Saturday, 14 March 2009

Rapid progress on south Warsaw bypass

In the few months since work started on clearing the way for the Południowa Obwodnica Warszawy (Warsaw southern bypass), progress has been remarkably quick. Houses, gardens, trees and scrub are being removed. Scores of truck movements a day, diggers of all sorts, the pressure is on the finish before the nesting season begins. Above: Looking east towards ul. Puławska from the Metro access railway line. To the left, houses await demolition.

Above: Looking north from the track towards ul. Tramblanki. I talked to a local resident who told me that the people still living in the houses along the path of the bypass have until the end of the month to move out. He was understandably bitter about the prospect. But this road is necessary. The bypass is the S2 express road, which links the eastern and western stretches of the A2 motorway across the south of Warsaw. This has been known about for many years, finally its happening.

Above: The bypass will run parallel to the railway line which connects Warsaw's Metro to the outside world from near the southern perimeter of the airport to ul. Puławska and beyond. Here we see ul. Hołubcowa crossing the track. In the distance, the path of the bypass. Hołubcowa will cross over both railway and bypass; a viaduct will be built on the spot where I'm standing.

Moving further west; the farmhouse on the corner of ul. Hołubcowa and ul. Karnawał is being demolished. A shame, as it was full of rural character, solidly built. Below: We cross the main Warsaw-Radom railway line, where a row of trucks is parked up on the spot where the bypass will cross the new S79 running down from ul. Sasanki; to the south, the S7 will one day run from this spot down to Kielce, Kraków and on to Budapest.

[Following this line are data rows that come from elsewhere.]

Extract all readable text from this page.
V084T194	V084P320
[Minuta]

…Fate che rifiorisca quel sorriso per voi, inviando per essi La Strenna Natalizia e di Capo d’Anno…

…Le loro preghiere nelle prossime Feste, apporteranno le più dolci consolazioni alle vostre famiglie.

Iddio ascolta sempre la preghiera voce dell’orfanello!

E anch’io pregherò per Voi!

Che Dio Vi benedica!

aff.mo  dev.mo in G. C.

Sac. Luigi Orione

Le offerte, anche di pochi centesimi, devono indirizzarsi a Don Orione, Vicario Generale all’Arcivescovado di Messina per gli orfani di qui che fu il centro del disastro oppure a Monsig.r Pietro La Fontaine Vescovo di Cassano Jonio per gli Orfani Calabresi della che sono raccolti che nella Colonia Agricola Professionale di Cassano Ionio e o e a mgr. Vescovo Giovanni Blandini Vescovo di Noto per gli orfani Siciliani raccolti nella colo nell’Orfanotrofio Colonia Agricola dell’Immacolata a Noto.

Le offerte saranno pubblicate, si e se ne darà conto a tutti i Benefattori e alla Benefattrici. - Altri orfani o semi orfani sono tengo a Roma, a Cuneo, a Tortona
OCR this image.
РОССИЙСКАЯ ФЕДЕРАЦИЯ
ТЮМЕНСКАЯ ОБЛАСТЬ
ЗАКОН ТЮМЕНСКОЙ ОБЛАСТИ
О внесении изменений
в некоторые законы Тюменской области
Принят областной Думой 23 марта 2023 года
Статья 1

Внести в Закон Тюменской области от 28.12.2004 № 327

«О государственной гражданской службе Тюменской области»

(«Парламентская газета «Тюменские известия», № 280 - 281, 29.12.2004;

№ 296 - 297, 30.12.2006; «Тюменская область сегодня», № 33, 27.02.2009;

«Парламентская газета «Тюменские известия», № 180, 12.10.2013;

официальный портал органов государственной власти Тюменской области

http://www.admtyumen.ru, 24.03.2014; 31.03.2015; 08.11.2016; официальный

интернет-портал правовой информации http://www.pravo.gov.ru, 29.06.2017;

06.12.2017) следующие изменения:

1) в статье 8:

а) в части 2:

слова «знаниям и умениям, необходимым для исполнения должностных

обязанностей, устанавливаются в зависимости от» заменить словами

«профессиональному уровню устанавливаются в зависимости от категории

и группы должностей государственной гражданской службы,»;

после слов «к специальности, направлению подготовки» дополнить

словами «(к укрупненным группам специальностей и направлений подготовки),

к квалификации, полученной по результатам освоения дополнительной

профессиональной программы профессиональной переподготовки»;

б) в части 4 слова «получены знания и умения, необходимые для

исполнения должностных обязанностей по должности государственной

Below: Looking north towards the city centre. The S79 will run under the viaduct, past the airport and on to ul. Sasanki. Work, I noticed on Friday from the train on my way in to town, is going on apace at that end too. Trees and summerhouses are being cleared.

Below: Looking towards the railway line from the junction. I would guess that the earthwork to the right will form an acoustic screen? It does not look robust enough to carry the weight of an expressway. I shall find out in due course. In the distance, a Radom-bound local train.

While excited at the idea that at long last Warsaw will get proper road links to the outside world, I am also saddened by the passing of a semi-rural way of life. Below: A summerhouse to the west of the junction. Looking through the scattered magazines (from the 1960s) and toys, I'd guess that this was where a grandmother once looked after her grandchildren, keeping them amused over the summer holidays. Everything must pass.